HDA Seeks to Limit FDA Enforcement Discretion of DSCSA Come November, Raising the Burden on Some Manufacturers
Meanwhile, PDG issues more DSCSA guidance on data interoperability.
When it comes to compliance with the US Drug Supply Chain Security Act (DSCSA), trade associations involved with the pharma supply chain, like the Healthcare Distribution Alliance (HDA), usually sought two things from FDA: more specific guidance on how to comply; and more time to fulfill compliance requirements. Indeed, another group involved in DSCSA compliance—the American Pharmacists Association—has just made a request for delay in meeting the deadline for a fully functioning tracking system from the manufacturer to the dispensing pharmacy; and others are likely to follow as the November deadline approaches.

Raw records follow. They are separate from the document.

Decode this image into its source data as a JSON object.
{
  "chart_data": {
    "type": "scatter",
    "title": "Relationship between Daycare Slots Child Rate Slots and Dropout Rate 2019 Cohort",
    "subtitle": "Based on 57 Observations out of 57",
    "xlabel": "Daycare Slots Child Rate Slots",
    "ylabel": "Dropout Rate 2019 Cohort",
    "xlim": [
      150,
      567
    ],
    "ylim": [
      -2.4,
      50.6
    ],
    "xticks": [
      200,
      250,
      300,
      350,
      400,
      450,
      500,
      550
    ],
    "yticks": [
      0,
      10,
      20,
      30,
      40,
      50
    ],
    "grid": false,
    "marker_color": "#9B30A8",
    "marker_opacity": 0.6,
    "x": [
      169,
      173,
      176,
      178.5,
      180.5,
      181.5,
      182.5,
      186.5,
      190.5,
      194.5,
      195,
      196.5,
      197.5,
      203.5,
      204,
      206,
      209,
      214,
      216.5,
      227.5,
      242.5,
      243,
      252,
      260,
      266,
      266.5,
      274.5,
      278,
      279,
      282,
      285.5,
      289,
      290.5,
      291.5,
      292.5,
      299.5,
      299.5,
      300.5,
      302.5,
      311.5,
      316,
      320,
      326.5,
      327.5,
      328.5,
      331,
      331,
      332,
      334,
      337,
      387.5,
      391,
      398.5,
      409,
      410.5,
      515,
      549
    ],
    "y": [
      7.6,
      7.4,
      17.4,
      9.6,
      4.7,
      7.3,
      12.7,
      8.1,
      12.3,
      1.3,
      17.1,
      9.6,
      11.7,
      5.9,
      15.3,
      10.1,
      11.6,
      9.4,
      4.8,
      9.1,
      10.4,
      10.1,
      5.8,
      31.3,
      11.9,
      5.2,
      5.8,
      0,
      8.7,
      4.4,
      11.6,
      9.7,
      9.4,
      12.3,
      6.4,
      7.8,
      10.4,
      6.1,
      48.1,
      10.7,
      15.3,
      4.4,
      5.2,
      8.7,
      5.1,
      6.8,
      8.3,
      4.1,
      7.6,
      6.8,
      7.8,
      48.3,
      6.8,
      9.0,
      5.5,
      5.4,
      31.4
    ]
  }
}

In a response to FDA, HDA recently asked for flexibility in enforcement as well—but with a twist. Rather than providing blanket “enforcement discretion” (the mechanism by which FDA can overlook a Congressionally mandated deadline without actually defying Congress), HDA suggests that the agency should only grant product-by-product discretion to manufacturers who fail to provide the necessary data about their products to trading partners. “[N]arrow exemptions will be far less disruptive and costly to the supply chain than a grant of broad enforcement discretion that effectively extends the compliance date for interoperable data exchange beyond November 27, 2023,” writes HDA. In this way, noncompliant manufacturers will be forced to accelerate their compliance efforts, rather than simply waiting for another deadline to be missed and then seeking yet another delay.
IT interoperability
In early February, another industry group—the Partnership for DSCSA Governance (PDG)—issued four new chapters to its ongoing “Foundational Blueprint for 2023 Interoperability.” PDG is notable in that it represents all key participants in the pharma supply chain: manufacturers, distributors, third-party logistics providers; and hospital and retail pharmacies, with support from consulting organizations and IT vendors. FDA is a collaborating partner as well.
The new chapters follow an initial chapter updated in 2022. They comprise: functional design (for interoperability); TI/TS exchange; product identifier verification; and tracing architecture. Another chapter on credentialing of trading partners is apparently forthcoming. The documentation is quite technical; for example, there are pages of notes on how to write messages in JSON (JavaScript object notation), an open-source standard for data exchange. The bulk of these chapers are focused on the EDDS (enhanced drug distribution security) system, FDA’s goal for DSCSA compliance; however, FDA is still in the process of clarifying how the EDDS system will perform. PDG is careful to note that its guidance does not have the force of law.